Estación
ausente, voz silenciosa, sosegada turbulencia, caótica armonía, ensueño real,
indicio oculto, espíritu material, distinguida humildad, niño viejo, fervoroso
agnóstico… en fin, mi padre es un oxímoron al cual decidí amar, pues en su
tránsito por los opuestos me obsequió la libertad al manifestar su
inconformidad y su resistencia a la hegemonía. Su dinamismo óntico es tan
perceptible que prescindo de la comprensión para acceder a él.
No
así con mi madre, firme como el andar del tiempo, coherente constelación, adulta
desde la cuna. Quieta cual sol, contempla el movimiento de los otros anclada en
su privilegio gravitacional. Se tutea con Dios y en su diálogo se lamentan por
las debilidades humanas, pero aún en su complicidad con lo divino, no toca la
santidad, odia los escenarios, por tanto se esfuerza por no trascender lo
suficiente como para merecer un nicho o un altar, nada le resultaría más
incómodo que ser observada perpetuamente por miradas fervientes, ávidas de
consuelo, rogadoras de subsidio celestial.
Mi
madre es un misterio en cuya sombra me constituí, la amé desde el principio,
por lo que a diferencia de lo sucedido con mi padre, con ella tuve que aprender
a moderar mi amor para lograr la transgresión, pues con una madre tan extensa
la diferenciación sólo es posible al margen de sus leyes. Cuando se tiene tan
cerca una supernova, el riesgo de quedar atrapado en su órbita es permanente,
tras prolongadas batallas en los campos del corazón y el lenguaje, me constituí
en cometa, de tal manera que cruzo frente al sol y entre las órbitas pero no me
detengo, por eso no soy el que se va sino el que no ha llegado.
Mi
madre me regaló la fuerza, la libertad conlleva soledad, y la soledad sólo es
soportable cuando uno desciende de los brazos maternos, cuando emerge de la matriz para construir su
heteropía, su otro lugar. Chevalier y Gheerbrant nos dicen que el simbolismo de la madre “se relaciona con el
de la mar, como también con el de la tierra, en el sentido de que una y otra”

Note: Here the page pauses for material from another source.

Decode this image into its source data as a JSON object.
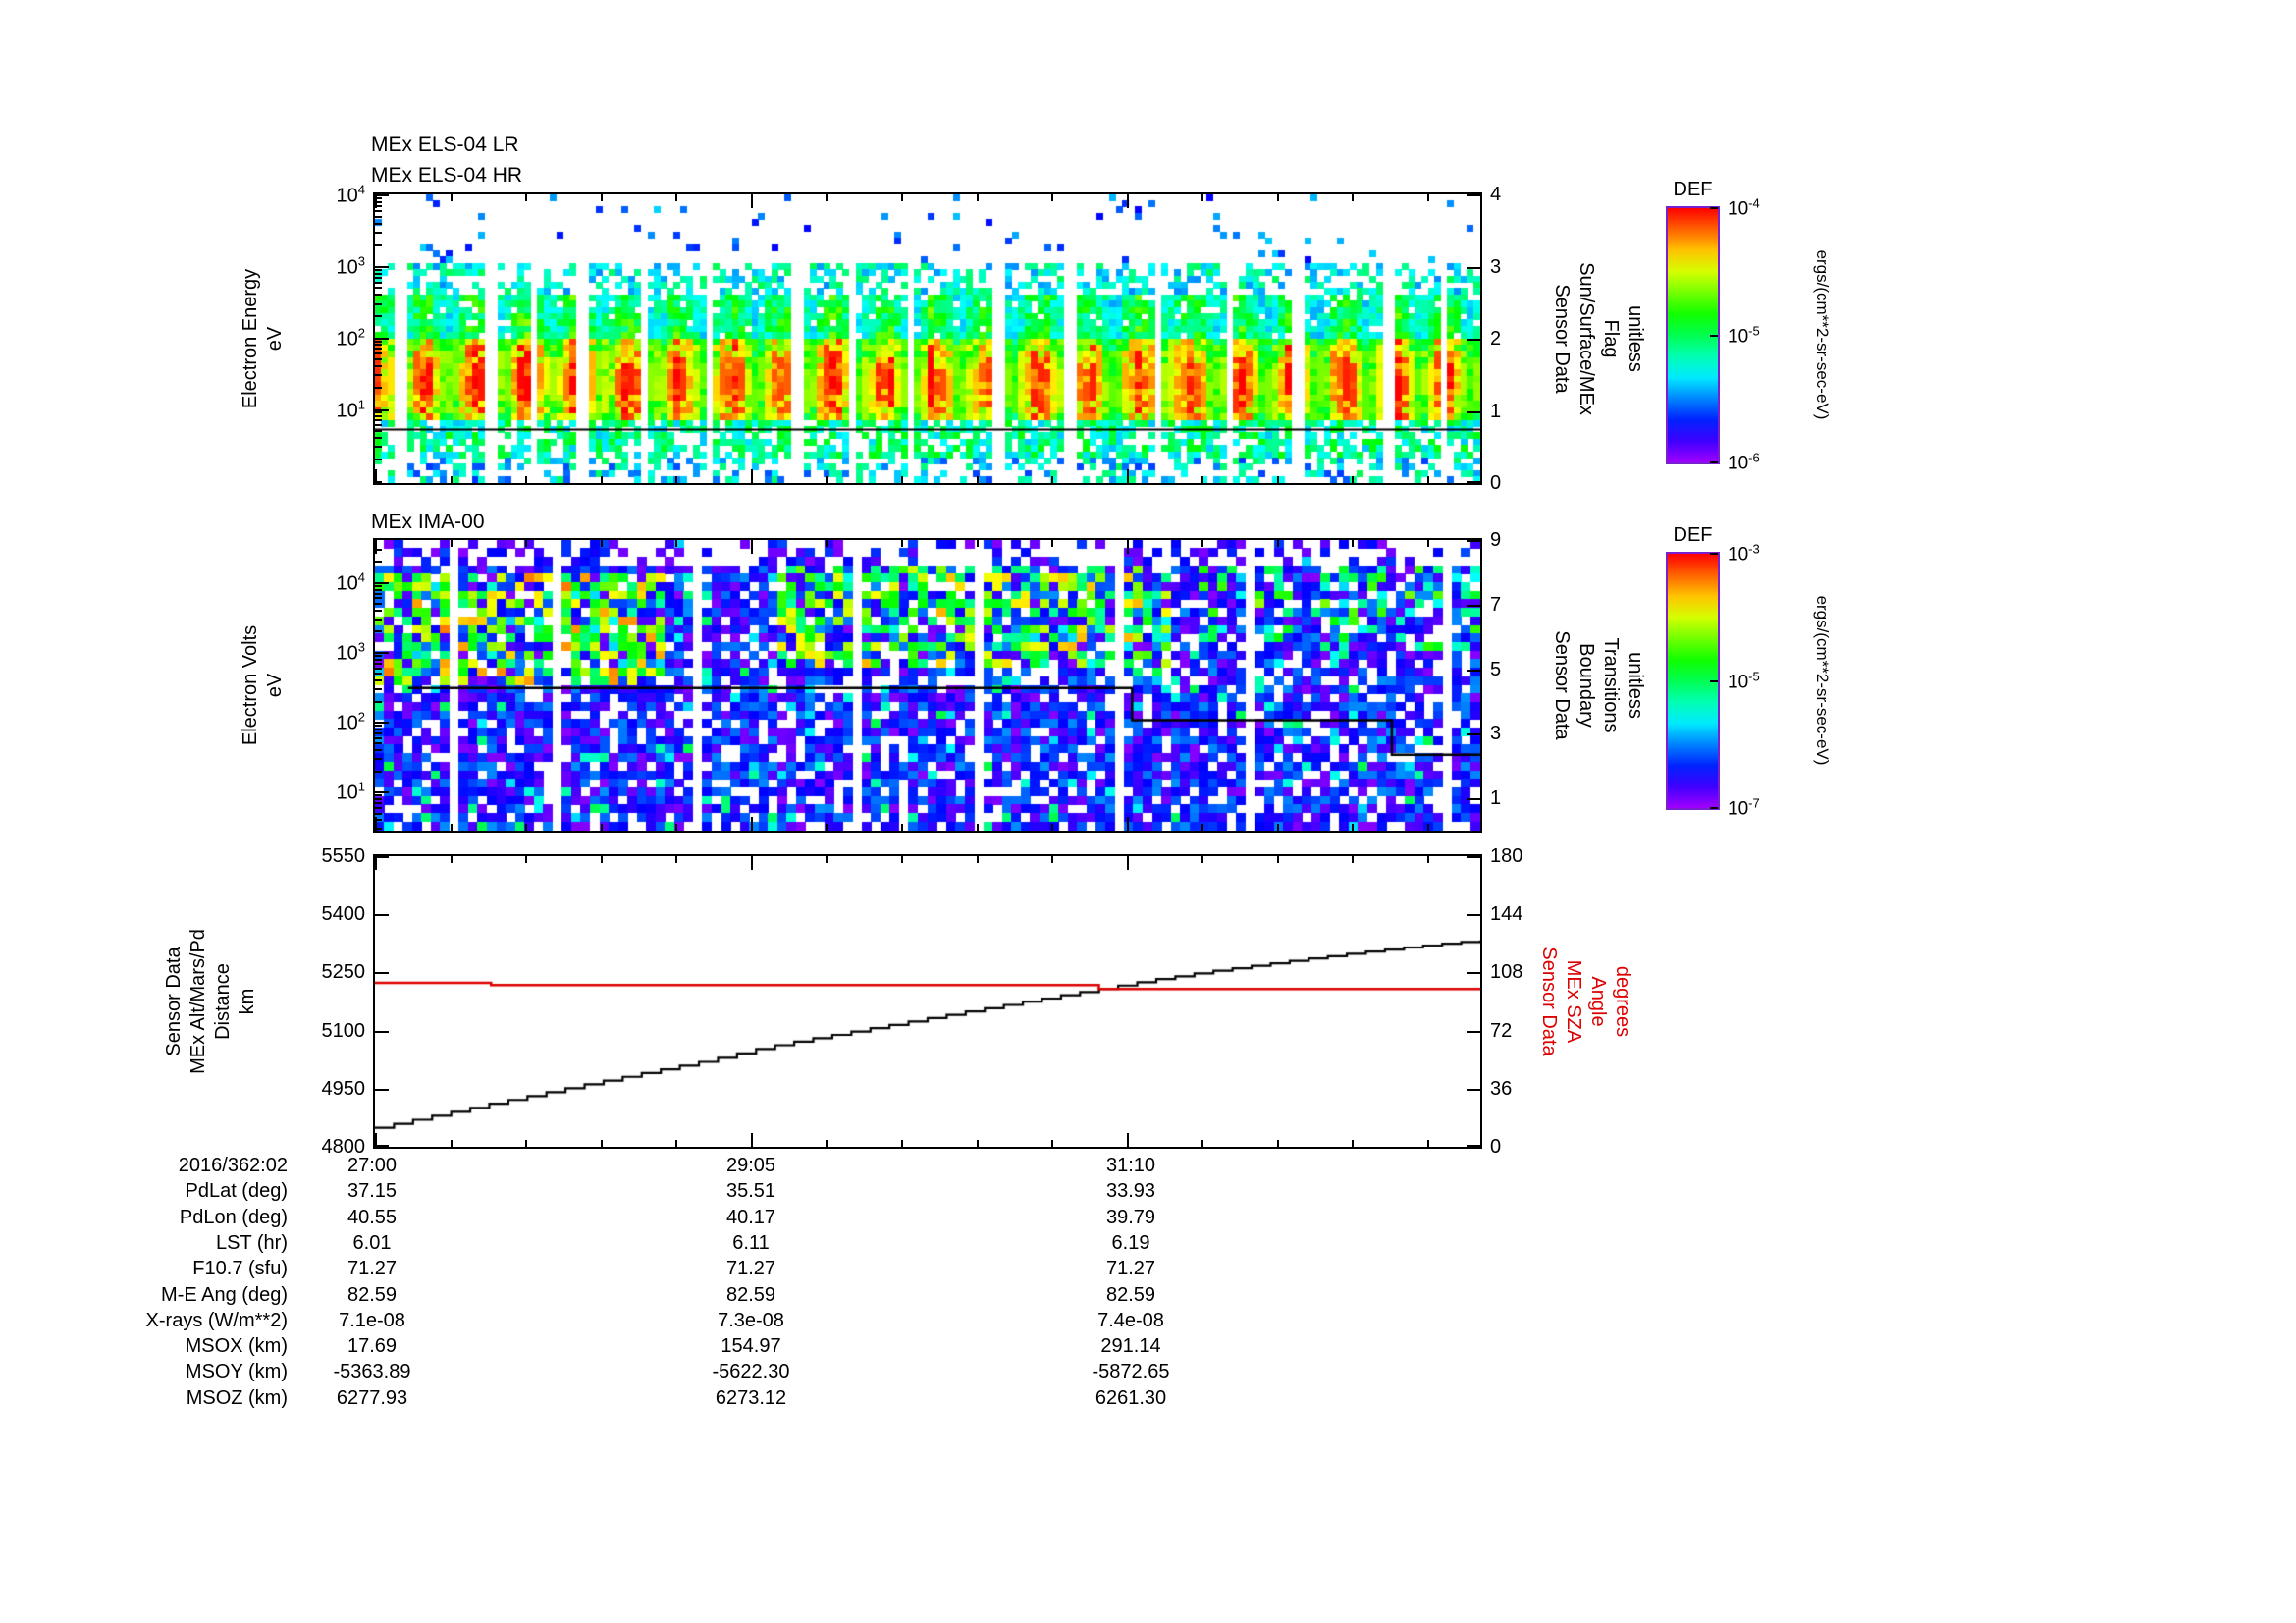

son receptáculos y matrices de la vida, “en este símbolo de la madre se
encuentra la misma ambivalencia que el del mar y la tierra: la vida y la muerte
son correlativas. Nacer es salir del vientre de la madre; morir es retornar a
la tierra. La madre es la seguridad del abrigo, del calor, de la ternura y el
alimento; es también, por el contrario, el riesgo de opresión debido a la
estrechez del medio y al ahogo por una prolongación excesiva de la función de
nodriza y de guía: la genitrix devorando
al futuro genitor, la generosidad
tornándose acaparadora y castradora”.
El
amor al padre es una elección, el amor a la madre es una ratificación. Quien no
se ha cuestionado el amor a su madre, no sabrá si lo que experimenta es amor
por la persona o una inercia impulsada por el temor al abandono. Para ser en el
mundo es necesario darse en la madre,
impactar las representaciones de nosotros mismos emanadas del vínculo con la
madre en el muro del padre, símbolo de la ley, de la organización allende el
universo familiar. Ser genitores,
creadores de nueva vida, tanto biológica como imaginaria o simbólica, implica
dejar el posicionamiento de hija e hijo, de otra manera no hay creación sino
duplicación. Renunciar a ser a toda madre,
es decir, tener poca madre, nos evita
muchos desmadres.
Los autores antes
citados refieren: “El padre no sólo es el ser que queremos poseer o tener; sino
también el que queremos poder llegar a ser, el que queremos ser o valer. Y este
progreso pasa por la vía de supresión del padre ‘otro’ hacia el acceso al padre
‘yo mismo’. Tal identificación con el padre entraña el doble movimiento de
muerte (para él) y de renacimiento (para mí). El padre pues subsiste siempre
como una imagen permanente de trascendencia, que sólo puede aceptarse sin problema con un amor recíproco de
adulto”.
Esto es, la madre
nos da la fuerza para vincularnos, para amar, es la plataforma del ser. El
padre despliega el horizonte de lo que podemos ser, es palabra que nos permite
establecer acuerdos de convivencia. La mirada de la madre impulsa el
enamoramiento, la voz del padre la continuidad del amor. La madre es fascinación, el padre
convicción. La madre es principio, el padre es fin.
Madre y Padre deben
morir como genitores para renacer como referentes de reciprocidad, seres
dialogantes con sus ancestros y descendientes, eslabones entre los vivos y los
muertos, memoria retrospectiva y prospectiva. La mejor herencia es una historia
compartida donde los miembros de un grupo puedan dar sentido a sus creaciones y
facilitar el intercambio simbólico con otros grupos.